Best practices voor schrijfintensieve workloads

Voor workloads met zware nettoladingen kunt u de EnableContentResponseOnWrite aanvraagoptie instellen op false. De service retourneert de gemaakte of bijgewerkte resource niet meer naar de SDK. Normaal gesproken heeft de toepassing het object dat wordt gemaakt, niet nodig om het te retourneren. De headerwaarden zijn nog steeds toegankelijk, zoals een aanvraagkosten. Als u het antwoord op inhoud uitschakelt, kunt u de prestaties verbeteren, omdat de SDK geen geheugen meer hoeft toe te wijzen of de hoofdtekst van het antwoord serialiseert. Het vermindert ook het netwerkbandbreedtegebruik om de prestaties verder te helpen.

Belangrijk

false Als u deze instelling EnableContentResponseOnWrite instelt, wordt ook het antwoord van een triggerbewerking uitgeschakeld.

Aanbevolen procedures voor toepassingen met meerdere tenants

Toepassingen die het gebruik verdelen over meerdere tenants waarbij elke tenant wordt vertegenwoordigd door een andere database, container of partitiesleutel binnen hetzelfde Azure Cosmos DB-account , moeten één clientexemplaren gebruiken. Eén clientexemplaren kunnen communiceren met alle databases, containers en partitiesleutels binnen een account en het is raadzaam om het singleton-patroon te gebruiken.

Wanneer elke tenant echter wordt vertegenwoordigd door een ander Azure Cosmos DB-account, moet u een afzonderlijk clientexemplaren per account maken. Het singleton-patroon is nog steeds van toepassing op elke client (één client voor elke rekening voor de levensduur van de toepassing), maar als het volume van tenants hoog is, kan het aantal clients moeilijk te beheren zijn. Verbindingen kunnen groter worden dan de limieten van de rekenomgeving en connectiviteitsproblemen veroorzaken.

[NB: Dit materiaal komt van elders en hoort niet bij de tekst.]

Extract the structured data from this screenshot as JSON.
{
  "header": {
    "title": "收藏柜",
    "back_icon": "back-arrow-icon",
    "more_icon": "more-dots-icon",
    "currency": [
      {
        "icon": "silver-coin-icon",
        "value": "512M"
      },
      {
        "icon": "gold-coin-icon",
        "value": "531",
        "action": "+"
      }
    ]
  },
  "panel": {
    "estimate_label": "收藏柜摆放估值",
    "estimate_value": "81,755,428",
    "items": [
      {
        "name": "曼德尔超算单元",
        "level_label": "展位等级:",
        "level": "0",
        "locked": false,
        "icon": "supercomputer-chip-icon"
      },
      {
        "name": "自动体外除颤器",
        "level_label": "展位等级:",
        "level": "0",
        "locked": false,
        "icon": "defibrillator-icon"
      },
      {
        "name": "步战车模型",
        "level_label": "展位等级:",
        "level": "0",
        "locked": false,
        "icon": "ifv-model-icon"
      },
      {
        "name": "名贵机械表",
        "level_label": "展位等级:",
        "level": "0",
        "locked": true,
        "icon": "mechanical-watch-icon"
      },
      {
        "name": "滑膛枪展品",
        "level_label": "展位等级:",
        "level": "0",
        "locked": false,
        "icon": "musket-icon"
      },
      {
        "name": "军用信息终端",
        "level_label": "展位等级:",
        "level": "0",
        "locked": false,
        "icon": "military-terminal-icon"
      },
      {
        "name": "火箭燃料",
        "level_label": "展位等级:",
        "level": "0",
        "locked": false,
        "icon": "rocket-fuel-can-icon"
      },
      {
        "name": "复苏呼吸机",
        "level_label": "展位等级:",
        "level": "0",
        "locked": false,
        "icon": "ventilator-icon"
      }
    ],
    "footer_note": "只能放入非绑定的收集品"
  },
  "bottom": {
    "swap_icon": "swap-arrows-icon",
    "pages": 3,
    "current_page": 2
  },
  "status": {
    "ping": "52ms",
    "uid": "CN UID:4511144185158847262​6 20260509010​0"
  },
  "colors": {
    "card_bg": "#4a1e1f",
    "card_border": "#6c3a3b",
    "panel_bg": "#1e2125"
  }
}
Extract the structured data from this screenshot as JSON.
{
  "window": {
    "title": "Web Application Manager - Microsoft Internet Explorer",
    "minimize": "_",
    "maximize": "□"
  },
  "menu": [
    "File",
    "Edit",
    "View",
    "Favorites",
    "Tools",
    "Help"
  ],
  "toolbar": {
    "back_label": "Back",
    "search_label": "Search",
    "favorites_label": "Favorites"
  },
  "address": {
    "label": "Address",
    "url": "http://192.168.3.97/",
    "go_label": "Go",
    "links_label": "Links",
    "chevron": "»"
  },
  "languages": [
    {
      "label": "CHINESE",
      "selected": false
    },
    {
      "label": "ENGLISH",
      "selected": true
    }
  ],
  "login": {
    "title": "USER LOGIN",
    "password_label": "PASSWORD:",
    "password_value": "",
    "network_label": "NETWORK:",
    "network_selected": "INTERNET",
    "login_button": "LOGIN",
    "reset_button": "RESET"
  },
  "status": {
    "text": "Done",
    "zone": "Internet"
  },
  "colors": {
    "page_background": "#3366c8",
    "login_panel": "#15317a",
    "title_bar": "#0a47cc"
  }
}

Het wordt aanbevolen in deze gevallen het volgende te doen:

  • Inzicht in de beperkingen van de rekenomgeving (CPU en verbindingsresources). We raden u aan om vm's met ten minste 4 kernen en 8 GB geheugen te gebruiken, indien mogelijk.
  • Bepaal op basis van de beperkingen van de rekenomgeving het aantal clientexemplaren (en daarom het aantal tenants) dat één rekenproces kan verwerken. U kunt een schatting maken van het aantal verbindingen dat per client wordt geopend, afhankelijk van de gekozen verbindingsmodus.
  • Evalueer tenantdistributie over exemplaren. Als elk rekenproces een bepaalde beperkte hoeveelheid tenants, taakverdeling en routering van tenants naar verschillende rekeninstanties kan afhandelen, is schalen mogelijk naarmate het aantal tenants toeneemt.
  • Voor sparse-workloads kunt u overwegen om een minst gebruikte cache te gebruiken als de structuur voor het opslaan van de clientexemplaren en clients te verwijderen voor tenants die niet binnen een tijdvenster zijn geopend. Een optie in .NET is MemoryCacheEntryOptions, waarbij RegisterPostEvictionCallback kan worden gebruikt om inactieve clients te verwijderen en SetSlidingExpiration kan worden gebruikt om de maximale tijd te definiëren voor het opslaan van inactieve verbindingen.
  • Evalueer het gebruik van de gatewaymodus om het aantal netwerkverbindingen te verminderen.
  • Wanneer u de directe modus gebruikt, kunt u CosmosClientOptions.IdleTcpConnectionTimeout en CosmosClientOptions.PortReuseMode aanpassen in de configuratie van de directe modus om ongebruikte verbindingen te sluiten en het volume van verbindingen onder controle te houden.

Volgende stappen

Voor een voorbeeldtoepassing die wordt gebruikt om Azure Cosmos DB te evalueren voor scenario's met hoge prestaties op een paar clientcomputers, raadpleegt u Prestatie- en schaaltests met Azure Cosmos DB.

Zie Partitioneren en schalen in Azure Cosmos DB voor meer informatie over het ontwerpen van uw toepassing voor schaalaanpassing en hoge prestaties.

Wilt u capaciteitsplanning uitvoeren voor een migratie naar Azure Cosmos DB? U kunt informatie over uw bestaande databasecluster gebruiken voor capaciteitsplanning.